Celebridades da TV Globo, além de
cineastas, escritores e músicos do Brasil, foram citados no caso das
contas secretas mantidas no HSBC da Suíça.
Nomes da cultura nacional, ligados a
música, TV, cinema e literatura, estão na lista dos 8.667 brasileiros
relacionados a contas numeradas –cujos donos são identificados apenas
por um código– na agência de “private bank” do HSBC em Genebra, na
Suíça. Os dados dos arquivos se referem a 2006 e 2007, embora algumas
contas já estivessem encerradas nessa época.
Num trabalho de reportagem do UOL em
parceria com o jornal “O Globo”, os citados foram todos procurados e
disseram não ter contas no HSBC no momento ou não ter cometido qualquer
irregularidade.
A investigação mostra também que há
casos de personalidades que receberam dinheiro público para desenvolver
atividades artísticas por meio de leis de fomento –como a Lei Rouanet e o
Fundo Nacional de Cultura. Mas não é possível nem correto fazer uma
conexão entre o dinheiro captado e os recursos que eventualmente
circularam nas contas bancárias na Suíça.
Os arquivos da filial do HSBC em Genebra
foram extraídos em 2008 por Hervé Falciani, que era técnico de
informática do banco. Os dados foram obtidos em 2014 pelo ICIJ
(Consórcio Internacional de Jornalistas Investigativos), organização sem
fins lucrativos, com sede em Washington, nos EUA, que firmou parceria
com o jornal francês “Le Monde” para investigar o caso, conhecido como
SwissLeaks. No Brasil, UOL e “Globo” fazem a apuração com exclusividade.

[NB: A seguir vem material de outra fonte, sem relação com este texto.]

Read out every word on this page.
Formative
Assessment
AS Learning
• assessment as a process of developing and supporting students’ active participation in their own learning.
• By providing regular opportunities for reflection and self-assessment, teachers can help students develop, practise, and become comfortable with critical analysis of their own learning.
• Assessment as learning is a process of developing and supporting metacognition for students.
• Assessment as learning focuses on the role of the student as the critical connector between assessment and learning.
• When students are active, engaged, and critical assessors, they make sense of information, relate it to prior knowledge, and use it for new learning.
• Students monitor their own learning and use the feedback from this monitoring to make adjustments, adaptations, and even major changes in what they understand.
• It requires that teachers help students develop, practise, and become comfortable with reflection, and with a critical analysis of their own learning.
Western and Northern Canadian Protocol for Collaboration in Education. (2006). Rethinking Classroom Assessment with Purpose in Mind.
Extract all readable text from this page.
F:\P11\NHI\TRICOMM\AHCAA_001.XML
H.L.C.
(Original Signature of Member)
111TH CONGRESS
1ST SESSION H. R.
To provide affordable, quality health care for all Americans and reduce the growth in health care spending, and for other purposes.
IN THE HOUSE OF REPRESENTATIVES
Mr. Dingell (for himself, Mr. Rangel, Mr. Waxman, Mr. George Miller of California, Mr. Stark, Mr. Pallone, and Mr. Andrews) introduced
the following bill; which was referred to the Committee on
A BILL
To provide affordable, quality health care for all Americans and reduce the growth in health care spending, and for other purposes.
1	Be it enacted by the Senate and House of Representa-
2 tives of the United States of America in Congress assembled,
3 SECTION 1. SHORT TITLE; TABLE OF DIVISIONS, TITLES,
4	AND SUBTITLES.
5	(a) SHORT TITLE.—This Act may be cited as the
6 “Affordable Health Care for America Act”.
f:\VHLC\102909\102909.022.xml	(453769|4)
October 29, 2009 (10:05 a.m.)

Os dados do HSBC em Genebra indicam que
registros de quatro membros da família de Jorge Amado (1912-2001) na
instituição. Além do escritor, aparecem na lista sua mulher Zélia Gattai
(1916-2008), e os dois filhos: a editora gráfica Paloma e o escritor
João Jorge.
Os quatro integrantes da família Amado
foram titulares da conta 30351 TG, aberta em 25 de janeiro de 2001 e
encerrada em 25 de março de 2003.
Em Salvador, a Fundação Casa de Jorge
Amado funciona com apoio do Ministério da Cultura. Segundo a assessoria
de imprensa da pasta, de 2009 a 2012, a entidade recebeu do Fundo
Nacional de Cultura R$ 477 mil e captou R$ 1,2 milhão via Lei Rouanet,
embora no site do Ministério da Cultura apareça um valor menor captado,
de R$ 622 mil.
A Lei Rouanet permite a empresas
financiarem projetos culturais e deduzir 100% do valor gasto do seu
Imposto de Renda, até o limite de 4% do imposto devido.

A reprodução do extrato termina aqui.